Bell noted cereal rye in corn has controlled and prevented soil erosion on his fields, especially in erosion-prone soybean stubble during late winter and early spring. Cereal rye residue less than 12 inches tall decays fairly quickly, while 15-inch cereal rye has enabled cleaner strips for strip-tillage, he added.
However, the young farmer warned weather can be a major factor when farming with cover crops because cold, wet, cloudy weather sets the stage for big potential of seedling disease, allelopathy and problems with nitrogen availability. He recommended not terminating cereal rye taller than 12 inches if a corn crop can’t be planted soon due to bad weather. “The rye (residue) could shade the ground and prevent it from warming up,” he added.
Bell’s management tips for cereal rye in corn include a seeding rate of less than 50 pounds per acre because thin stands will help reduce erosion without completely shading the ground, terminating when rye is less than 8 inches tall as soon as possible in spring, or planting the corn into green rye and applying a minimum of 40 pounds of nitrogen at planting to avoid a yield penalty. Bell advised farmers to consider using strip-till with corn and cereal rye.
Managing cereal rye is easier with soybeans compared to corn, according to Bell. He found planting soybeans into green cereal rye provides a good seeding environment because soybeans can handle the residue. Other residue benefits include weed suppression and topsoil moisture protection.

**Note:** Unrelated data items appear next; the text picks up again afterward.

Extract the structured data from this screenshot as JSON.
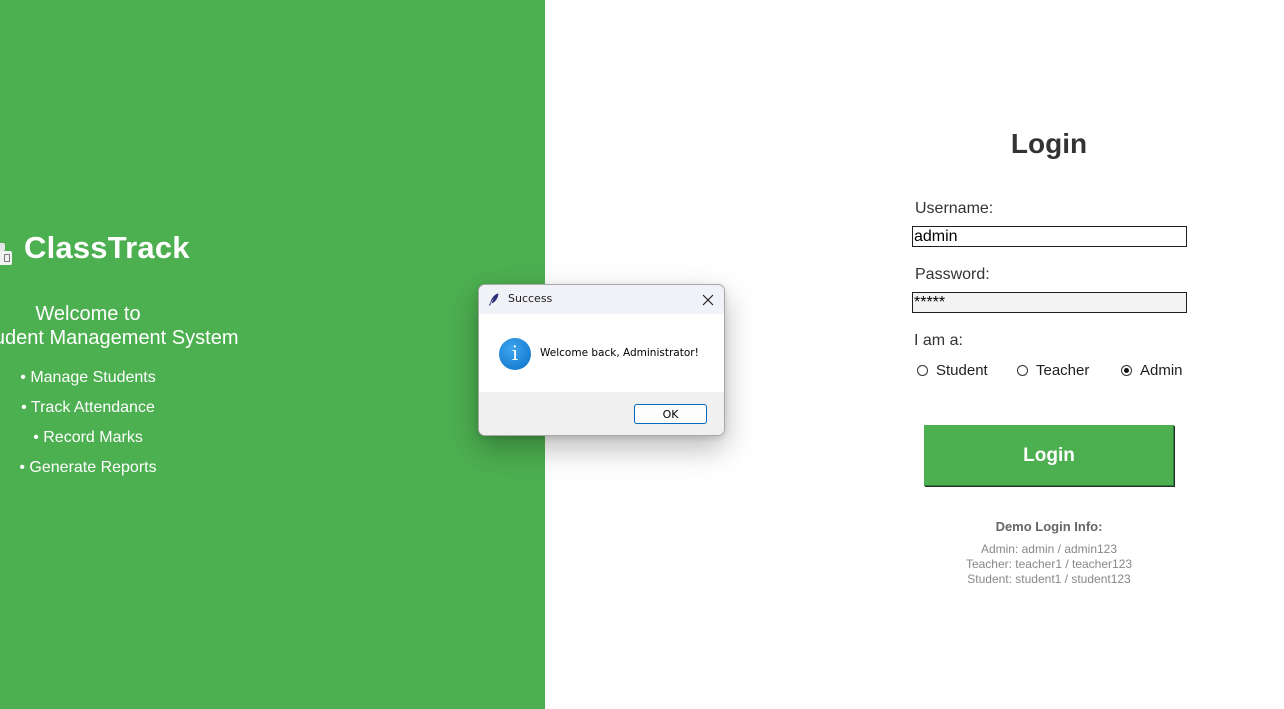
{
  "brand": {
    "title": "ClassTrack",
    "icon": "school-icon",
    "welcome_line1": "Welcome to",
    "welcome_line2": "Student Management System",
    "features": [
      "• Manage Students",
      "• Track Attendance",
      "• Record Marks",
      "• Generate Reports"
    ],
    "panel_color": "#4caf50"
  },
  "login": {
    "heading": "Login",
    "username_label": "Username:",
    "username_value": "admin",
    "password_label": "Password:",
    "password_value": "*****",
    "role_label": "I am a:",
    "roles": [
      {
        "label": "Student",
        "selected": false
      },
      {
        "label": "Teacher",
        "selected": false
      },
      {
        "label": "Admin",
        "selected": true
      }
    ],
    "button_label": "Login",
    "button_color": "#4caf50"
  },
  "demo": {
    "title": "Demo Login Info:",
    "lines": [
      "Admin: admin / admin123",
      "Teacher: teacher1 / teacher123",
      "Student: student1 / student123"
    ]
  },
  "dialog": {
    "title": "Success",
    "title_icon": "feather-icon",
    "message_icon": "info-icon",
    "message": "Welcome back, Administrator!",
    "ok_label": "OK",
    "accent_color": "#0067c0"
  }
}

Bell’s management recommendations for cereal rye with soybeans include a seeding rate of 40-plus pounds per acre, spraying residue only when it’s less than 8 inches tall as soon as possible in the spring - if soybeans will be planted first or the same time as corn. He suggested following the planter with 32 ounces per acre of Roundup to terminate rye when planting green.
Currently, Bell plants soybeans in 15-inch rows. The farmer reported his successful program requires hand pulling and/or spot spraying of field edges and problem spots, especially where waterhemp is a problem.
Bell compared the Roundup Ready weed control costs of a standard program versus cereal rye. “There is an $8 per acre difference overall in the two programs,” he said, pointing out the cereal rye system price tag was $91 per acre compared to $83 per acre for standard weed control.
But several existing programs can defray the cover crop cost, including the Illinois Department of Agriculture’s Fall Covers for Spring Savings that offers a $5 per acre premium on USDA Risk Management Agency crop insurance. Bell added he “took full advantage” of the state cover crop program.
On the other hand, the additional $8 per acre “buys” nutrient sequestration, increases the soil’s water holding capacity and biological activity and earns “funny looks from neighbors and retailers because you’re doing things differently,” he said with a laugh.